Betroffen sind nur die Produkte der Firma PIP! Als weiterhin unbedenklich gelten Implantate der Marken Natrelle/McGhan, Mentor, Eurosilicon, Silimed u.a.
PIP-Implantate wurden in der Schweiz selten eingesetzt, vornehmlich in der Westschweiz. Wir gehen derzeit von etwa 250 Fällen aus. Es ist jedoch unklar, wie viele Schweizer Frauen sich im Ausland haben behandeln lassen (z.B. Tschechei). Dass in der Schweiz doch so wenige betroffen sind, zeigt das Qualitätsbewusstsein der Plastischen Chirurgen!
In meiner Praxis wurden diese Billigprodukte ebenfalls zu keiner Zeit verwendet!

Die Mängel der PIP-Implantate liegen sowohl bei der Implantat-Hülle wie auch deren Inhalt. Die Hüllen wurden zu dünn ausgelegt. Hauptsächlich aber verursacht das seit 2005 regelmässig verwendete industrielle Silicon (anstatt für medizinische Zwecke zugelassenes) Kopfzerbrechen.
Das industrielle Silicon ist aus kleineren Molekülketten zusammengesetzt. Es kann dadurch in die Implantat-Hülle eindringen und diese aufweichen. So kommt es zur Erhöhung der Gefahr des Platzens des Implantates und Austrittes des Silicons. Diese erhöhte Rupturrate hat 2010 dazu geführt, dass die ganze Misere aufgedeckt wurde.

Selbstverständlich ist die Verwendung des Industrie-Silicons nur aus Geldgier moralisch höchst verwerflich, dennoch liegen derzeit keine handfesten Beweise dafür vor, dass von diesem Material eine akute Gefahr z.B. für eine Krebsauslösung ausgeht! Hingegen können durch dieses Silicon entzündliche Gewebereaktionen ausgelöst werden.
So ist die offizielle Haltung der nationalen medizinischen Kontrollstellen (CH: Swissmedic) bezüglich einer prophylaktischen Entfernung der PIP-Implantate ohne Zeichen für einen Defekt oder Entzündung sehr zurückhaltend.

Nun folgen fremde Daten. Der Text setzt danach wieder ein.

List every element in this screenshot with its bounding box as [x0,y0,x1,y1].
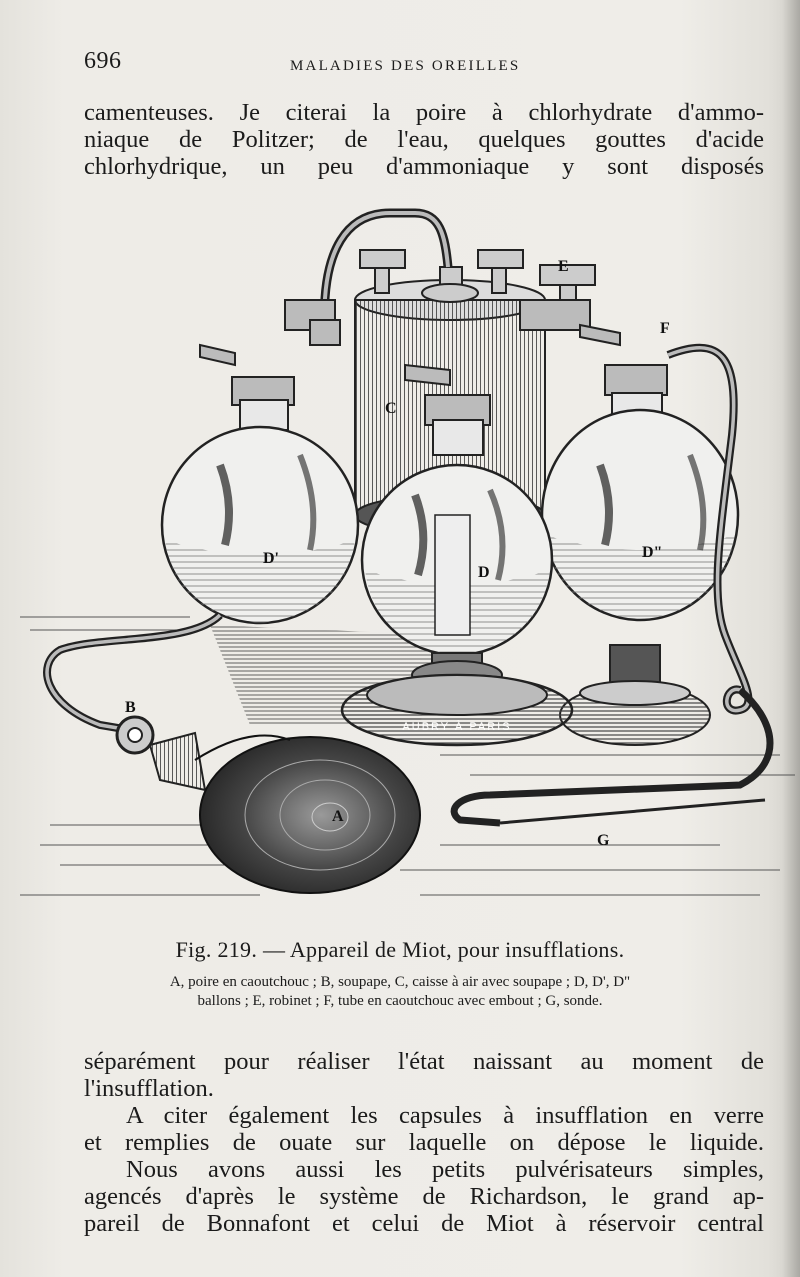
label-d: D [478,564,490,581]
page-header [84,48,764,78]
page-number: 696 [84,48,122,74]
text-line: pareil de Bonnafont et celui de Miot à réservoir central [84,1210,764,1237]
figure-legend-line: ballons ; E, robinet ; F, tube en caoutchouc avec embout ; G, sonde. [197,993,603,1009]
miot-apparatus-engraving [20,205,795,925]
text-line: A citer également les capsules à insufflation en verre [126,1102,764,1129]
paragraph-top [84,99,764,180]
flask-d-prime [162,377,358,623]
rubber-bulb-a [150,733,420,893]
label-b: B [125,699,136,716]
text-line: agencés d'après le système de Richardson, le grand ap- [84,1183,764,1210]
text-line: chlorhydrique, un peu d'ammoniaque y sont disposés [84,153,764,180]
text-line: l'insufflation. [84,1075,214,1102]
text-line: et remplies de ouate sur laquelle on dépose le liquide. [84,1129,764,1156]
figure-illustration [20,205,795,925]
figure-legend-line: A, poire en caoutchouc ; B, soupape, C, caisse à air avec soupape ; D, D', D" [169,974,631,990]
label-e: E [558,258,569,275]
running-head: MALADIES DES OREILLES [290,58,521,74]
maker-mark: AUBRY À PARIS [402,721,512,733]
text-line: séparément pour réaliser l'état naissant au moment de [84,1048,764,1075]
label-c: C [385,400,397,417]
flask-d-double-prime [542,365,738,745]
label-f: F [660,320,670,337]
label-d-double-prime: D" [642,544,663,561]
label-d-prime: D' [263,550,279,567]
paragraph-bottom [84,1048,764,1237]
label-a: A [332,808,344,825]
figure-caption-title: Fig. 219. — Appareil de Miot, pour insufflations. [175,937,625,962]
label-g: G [597,832,610,849]
text-line: camenteuses. Je citerai la poire à chlorhydrate d'ammo- [84,99,764,126]
text-line: niaque de Politzer; de l'eau, quelques gouttes d'acide [84,126,764,153]
text-line: Nous avons aussi les petits pulvérisateurs simples, [126,1156,764,1183]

Das heisst, dass bei uns in der Schweiz die Krankenkassen die Operationskosten für die Implantat-Entfernung in diesen Fällen (noch) nicht übernehmen. Es wird empfohlen, alle halbe Jahr eine ärztliche Kontrolle durchzuführen, allenfalls verbunden mit einer Ultraschall- oder auch Magnetresonanz-Untersuchung.
Wird ein Implantat-Defekt festgestellt, liegt eine sogenannte Kapselfibrose (schmerzhafte Verhärtung) oder bestehen Entzündungszeichen, so erfolgt eine Kostenübernahme der Operation durch die Krankenkasse. Es ist aber empfehlen, ein Kostengutsprachegesuch an die Kasse zu senden.
Die Kosten für allfällig neue Implantate muss die Patientin in jedem Fall selber tragen!

Wichtig ist, dass sich betroffene Frauen bei einem Facharzt für Plastische Chirurgie melden. Einerseits geht es selbstverständlich um die Kontrolle, andererseits aber auch um die Erfassung des „Falles“. Nur so kann das Ausmass des Schadens erfasst und die richtigen Massnahmen formuliert werden.